Als wenig aufbauend empfindet es das Stadtoberhaupt, wenn behauptet wird, in anderen Städten sei alles besser. Schaue man auf die Fakten stimme das einfach nicht, erklärt Philipp Hahn. Es bestehe durchaus Grund für Hechingen, selbstbewusst zu sein. Die Schloßberg-Mensa, das Hallenbad und das Stadion nennt der Bürgermeister als aktuelle Beispiele dafür, dass manchen Mitbürgern nicht ausreichend bewusst sei, wie gut die Infrastruktur in der Stadt funktioniert. Hinzu kommen eine exzellente Kinderbetreuung, die noch weiter ausgebaut wird, und bald schnelles Internet – ein Vorhaben, das sich Hahn schon als Erster Beigeordneter auf seine Fahnen geschrieben hat. Dann gibt’s da plötzlich einen zweiten Interessenten für die Bebauung des Firstparkplatzes und sowieso und vor allem die Medizintechnik, Hechingens großer Gewerbesteuer- und Arbeitsplatzbringer. Die werde sich weiterhin überdurchschnittlich entwickeln, prophezeit das Stadtoberhaupt, das beim Blick in die Zukunft deshalb auch positiv gestimmt bleibt.
Der Politik- und Rechtswissenschaftler im Chefsessel des Hechinger Rathauses hält, was er im Wahlkampf versprochen hat: Er nimmt sich Zeit auch für die vermeintlich kleineren Dinge. Er hört vor Ort zu, wenn es in Schlatt Ärger ums Parkgen gibt, und er macht den Mediator, wenn Zoff ist wegen eines Kindergartenplatzes.
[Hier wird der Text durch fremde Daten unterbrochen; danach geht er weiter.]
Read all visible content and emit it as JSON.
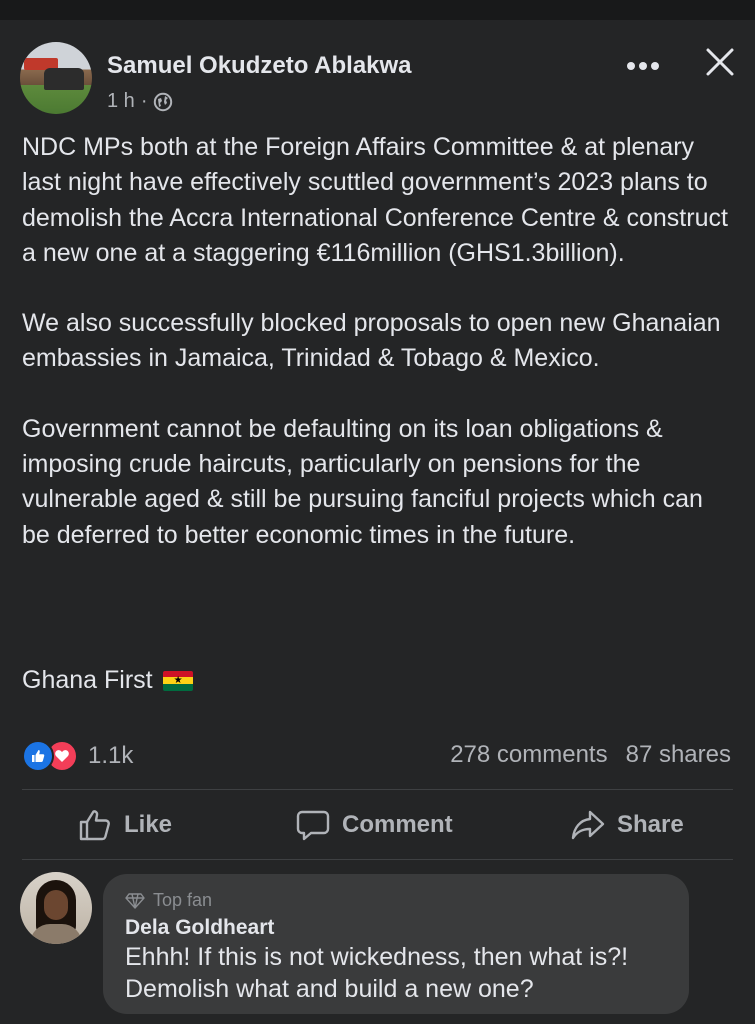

Würde Philipp Hahn nochmal den Bürgermeister-Job machen? Aber ja doch. Es hätte einen auch sehr gewundert, wenn er schon nach sieben Monaten etwas ganz anderes geantwortet hätte. Kann aber vielleicht irgendwann noch kommen.
Privatleben „Auch der prviate Herr Hahn funktioniert als Bürgermeister.“ Das versichert dieser auf die Frage der HZ. Bei annähernd 270 dienstlichen Abendterminen und Arbeitszeiten von 8 bis 22 Uhr und länger ist das freilich so selbstverständlich nicht. Die Erklärung: Ehegattin Mandy habe viel Verständnis für seinen Beruf – und er selbst bringt sich familiär ein, so gut es denn geht. Den nächsten großen Urlaub gibt’s familienfreundlich auf dem Bauernhof.
Rekordergebnis Er war der Hahn im Wahlkorb und hatte drei Konkurrentinnen. Die ließ der seit Oktober 2013 amtierende Erste Beigeordnete mit 90,7 Prozent der am 29. April abgegebenen Stimmen weit hinter sich. Mit Philipp Hahn ist erstmals seit langer, langer Zeit kein diplomierter Fachmann aus der öffentlichen Verwaltung Hechinger Bürgermeister. Und er zeigt: Das muss auch gar nicht sein! Offiziell im Amt als Verwaltungschef ist Hahn seit dem 1. Juni.